In short, while Americans are supportive of continuing tax-exempt status and equal access to government funding for religious organizations, they remain divided over the use of religious language and symbols by government and over the expression of political views by tax-exempt organizations.
The Religion in Action dimension reveals opinions about public acceptance of religious expression – especially from minority traditions – in the public square. It asks about religious practice across a variety of contexts and situations.
Religion in Action, like Religious Sharing, asks respondents about religious expressions in public and how those expressions should be accommodated. Although it asks about situations that require others to change or accommodate behavior, it sits close to the average of dimension scores.
Comparing generations across this dimension paints a complex picture of how each understands religion in public life. On the freedom for people or groups to choose not to participate in actions or work that violates sincere religious beliefs, Baby Boomer and older respondents are the most supportive.
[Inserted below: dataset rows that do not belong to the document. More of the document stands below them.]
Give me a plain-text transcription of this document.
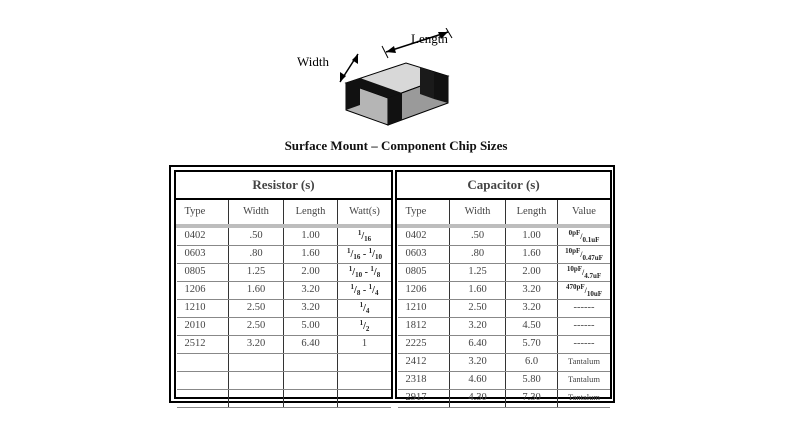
Length
Width
Surface Mount – Component Chip Sizes
Resistor (s)
Type	Width	Length	Watt(s)

0402	.50	1.00	$^1/_{16}$
0603	.80	1.60	$^1/_{16} - ^1/_{10}$
0805	1.25	2.00	$^1/_{10} - ^1/_8$
1206	1.60	3.20	$^1/_8 - ^1/_4$
1210	2.50	3.20	$^1/_4$
2010	2.50	5.00	$^1/_2$
2512	3.20	6.40	1

Capacitor (s)
Type	Width	Length	Value

0402	.50	1.00	$^{0pF}/_{0.1uF}$
0603	.80	1.60	$^{10pF}/_{0.47uF}$
0805	1.25	2.00	$^{10pF}/_{4.7uF}$
1206	1.60	3.20	$^{470pF}/_{10uF}$
1210	2.50	3.20	------
1812	3.20	4.50	------
2225	6.40	5.70	------
2412	3.20	6.0	Tantalum
2318	4.60	5.80	Tantalum
2917	4.30	7.30	Tantalum
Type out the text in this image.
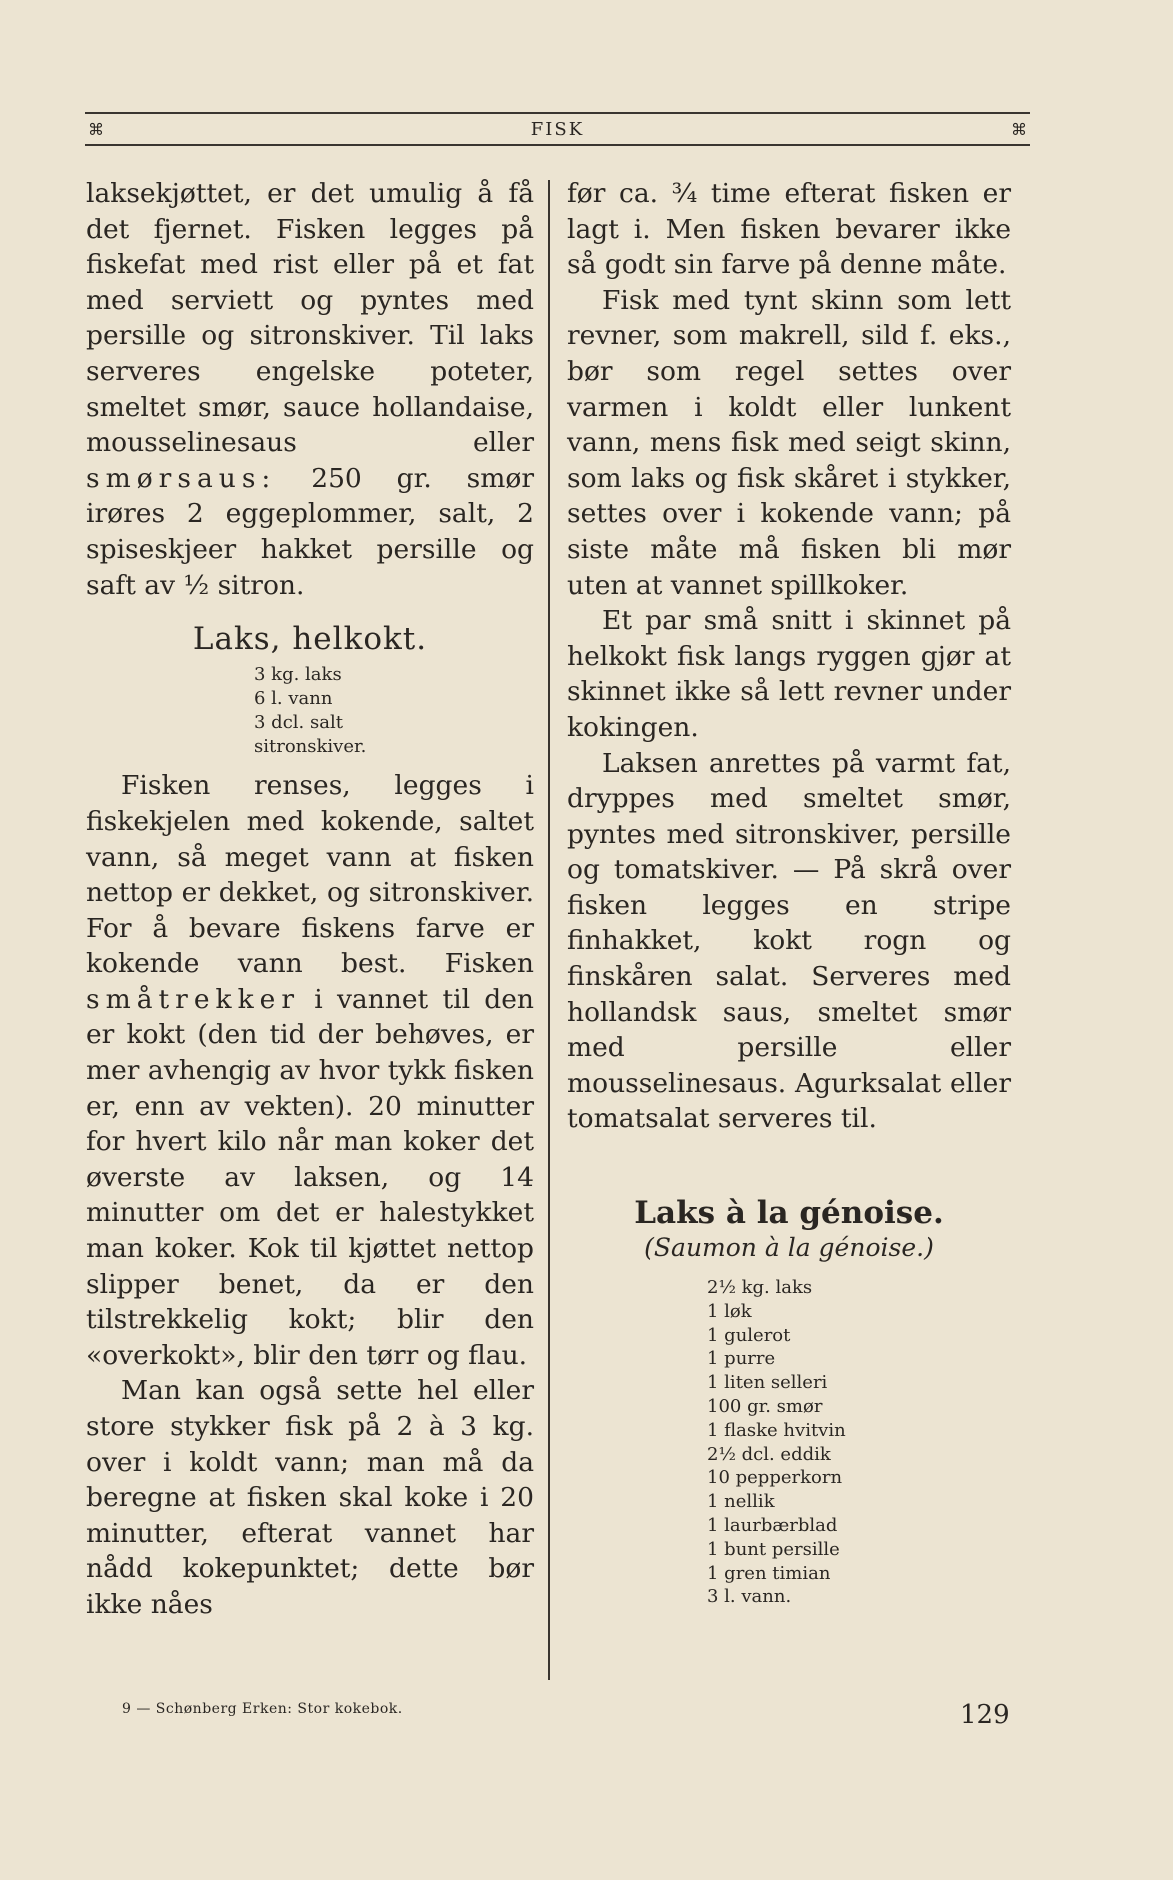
⌘	FISK	⌘

laksekjøttet, er det umulig å få det fjernet. Fisken legges på fiskefat med rist eller på et fat med serviett og pyntes med persille og sitronskiver. Til laks serveres engelske poteter, smeltet smør, sauce hollandaise, mousselinesaus eller smørsaus: 250 gr. smør irøres 2 eggeplommer, salt, 2 spiseskjeer hakket persille og saft av ½ sitron.

Laks, helkokt.
3 kg. laks
6 l. vann
3 dcl. salt
sitronskiver.

Fisken renses, legges i fiskekjelen med kokende, saltet vann, så meget vann at fisken nettop er dekket, og sitronskiver. For å bevare fiskens farve er kokende vann best. Fisken småtrekker i vannet til den er kokt (den tid der behøves, er mer avhengig av hvor tykk fisken er, enn av vekten). 20 minutter for hvert kilo når man koker det øverste av laksen, og 14 minutter om det er halestykket man koker. Kok til kjøttet nettop slipper benet, da er den tilstrekkelig kokt; blir den «overkokt», blir den tørr og flau.

Man kan også sette hel eller store stykker fisk på 2 à 3 kg. over i koldt vann; man må da beregne at fisken skal koke i 20 minutter, efterat vannet har nådd kokepunktet; dette bør ikke nåes

før ca. ¾ time efterat fisken er lagt i. Men fisken bevarer ikke så godt sin farve på denne måte.

Fisk med tynt skinn som lett revner, som makrell, sild f. eks., bør som regel settes over varmen i koldt eller lunkent vann, mens fisk med seigt skinn, som laks og fisk skåret i stykker, settes over i kokende vann; på siste måte må fisken bli mør uten at vannet spillkoker.

Et par små snitt i skinnet på helkokt fisk langs ryggen gjør at skinnet ikke så lett revner under kokingen.

Laksen anrettes på varmt fat, dryppes med smeltet smør, pyntes med sitronskiver, persille og tomatskiver. — På skrå over fisken legges en stripe finhakket, kokt rogn og finskåren salat. Serveres med hollandsk saus, smeltet smør med persille eller mousselinesaus. Agurksalat eller tomatsalat serveres til.

Laks à la génoise.
(Saumon à la génoise.)
2½ kg. laks
1 løk
1 gulerot
1 purre
1 liten selleri
100 gr. smør
1 flaske hvitvin
2½ dcl. eddik
10 pepperkorn
1 nellik
1 laurbærblad
1 bunt persille
1 gren timian
3 l. vann.
9 — Schønberg Erken: Stor kokebok.	129
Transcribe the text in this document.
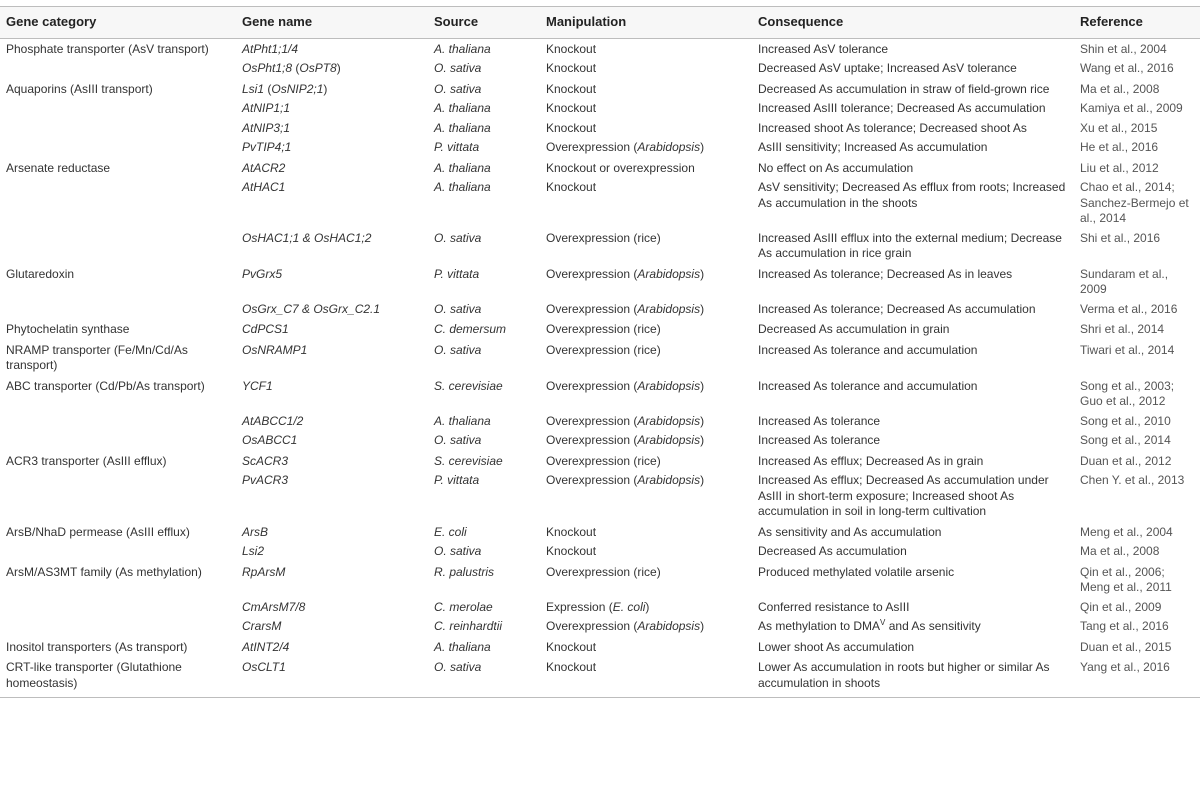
Gene category	Gene name	Source	Manipulation	Consequence	Reference
Phosphate transporter (AsV transport)	AtPht1;1/4	A. thaliana	Knockout	Increased AsV tolerance	Shin et al., 2004
	OsPht1;8 (OsPT8)	O. sativa	Knockout	Decreased AsV uptake; Increased AsV tolerance	Wang et al., 2016
Aquaporins (AsIII transport)	Lsi1 (OsNIP2;1)	O. sativa	Knockout	Decreased As accumulation in straw of field-grown rice	Ma et al., 2008
	AtNIP1;1	A. thaliana	Knockout	Increased AsIII tolerance; Decreased As accumulation	Kamiya et al., 2009
	AtNIP3;1	A. thaliana	Knockout	Increased shoot As tolerance; Decreased shoot As	Xu et al., 2015
	PvTIP4;1	P. vittata	Overexpression (Arabidopsis)	AsIII sensitivity; Increased As accumulation	He et al., 2016
Arsenate reductase	AtACR2	A. thaliana	Knockout or overexpression	No effect on As accumulation	Liu et al., 2012
	AtHAC1	A. thaliana	Knockout	AsV sensitivity; Decreased As efflux from roots; Increased As accumulation in the shoots	Chao et al., 2014; Sanchez-Bermejo et al., 2014
	OsHAC1;1 & OsHAC1;2	O. sativa	Overexpression (rice)	Increased AsIII efflux into the external medium; Decrease As accumulation in rice grain	Shi et al., 2016
Glutaredoxin	PvGrx5	P. vittata	Overexpression (Arabidopsis)	Increased As tolerance; Decreased As in leaves	Sundaram et al., 2009
	OsGrx_C7 & OsGrx_C2.1	O. sativa	Overexpression (Arabidopsis)	Increased As tolerance; Decreased As accumulation	Verma et al., 2016
Phytochelatin synthase	CdPCS1	C. demersum	Overexpression (rice)	Decreased As accumulation in grain	Shri et al., 2014
NRAMP transporter (Fe/Mn/Cd/As transport)	OsNRAMP1	O. sativa	Overexpression (rice)	Increased As tolerance and accumulation	Tiwari et al., 2014
ABC transporter (Cd/Pb/As transport)	YCF1	S. cerevisiae	Overexpression (Arabidopsis)	Increased As tolerance and accumulation	Song et al., 2003; Guo et al., 2012
	AtABCC1/2	A. thaliana	Overexpression (Arabidopsis)	Increased As tolerance	Song et al., 2010
	OsABCC1	O. sativa	Overexpression (Arabidopsis)	Increased As tolerance	Song et al., 2014
ACR3 transporter (AsIII efflux)	ScACR3	S. cerevisiae	Overexpression (rice)	Increased As efflux; Decreased As in grain	Duan et al., 2012
	PvACR3	P. vittata	Overexpression (Arabidopsis)	Increased As efflux; Decreased As accumulation under AsIII in short-term exposure; Increased shoot As accumulation in soil in long-term cultivation	Chen Y. et al., 2013
ArsB/NhaD permease (AsIII efflux)	ArsB	E. coli	Knockout	As sensitivity and As accumulation	Meng et al., 2004
	Lsi2	O. sativa	Knockout	Decreased As accumulation	Ma et al., 2008
ArsM/AS3MT family (As methylation)	RpArsM	R. palustris	Overexpression (rice)	Produced methylated volatile arsenic	Qin et al., 2006; Meng et al., 2011
	CmArsM7/8	C. merolae	Expression (E. coli)	Conferred resistance to AsIII	Qin et al., 2009
	CrarsM	C. reinhardtii	Overexpression (Arabidopsis)	As methylation to $DMA^V$ and As sensitivity	Tang et al., 2016
Inositol transporters (As transport)	AtINT2/4	A. thaliana	Knockout	Lower shoot As accumulation	Duan et al., 2015
CRT-like transporter (Glutathione homeostasis)	OsCLT1	O. sativa	Knockout	Lower As accumulation in roots but higher or similar As accumulation in shoots	Yang et al., 2016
On the freedom of employees to practice their faith at work by wearing religious clothing, the generations are relatively indistinguishable. On the freedom to practice one’s religion in daily life or at work even if it creates an imposition or inconvenience for others, Millennial respondents are the most supportive (Gen Z respondents were the most supportive last year). Considering this data shows the danger in painting with broad brush strokes when comparing different generations’ opinions on religion in the workplace.
This year, changes in atheist respondents’ opinions on this dimension stand out for their consistent increase in support. On each question, atheist respondents increased their support by at least 6 percentage points. Their support increased 18 percentage points from last year (an increase of more than 50 percent) on the freedom to practice one’s religion in daily life or at work even if it creates an imposition or inconvenience for others. This year, this was the only question of this dimension where a majority of atheists did not support the specific freedom, but here they were only 2 percentage points below a majority of support.
These Religion in Action responses demonstrate how essential religious identity is to individuals in that they show support for living that identity in every aspect of life. This year, we also asked questions directly about opinions on religion and whether it was central to identity.
A majority of respondents agreed that religious faith is a way of life for many people, that for some people it is a fundamental part of “who I am,” and that taking away religious freedom is the first step to losing broader freedoms. A plurality of respondents disagreed when asked if freedom of religion means only the freedom to believe, if the government should stop people of faith from acting on their beliefs if others think those beliefs are harmful, and if it is appropriate to ask someone to reconsider their religious beliefs if they are different from mainstream beliefs.
Given that Americans support the idea that religion is an important part of someone’s identity, it is not surprising that they also support religious people living their faith at work and in public life.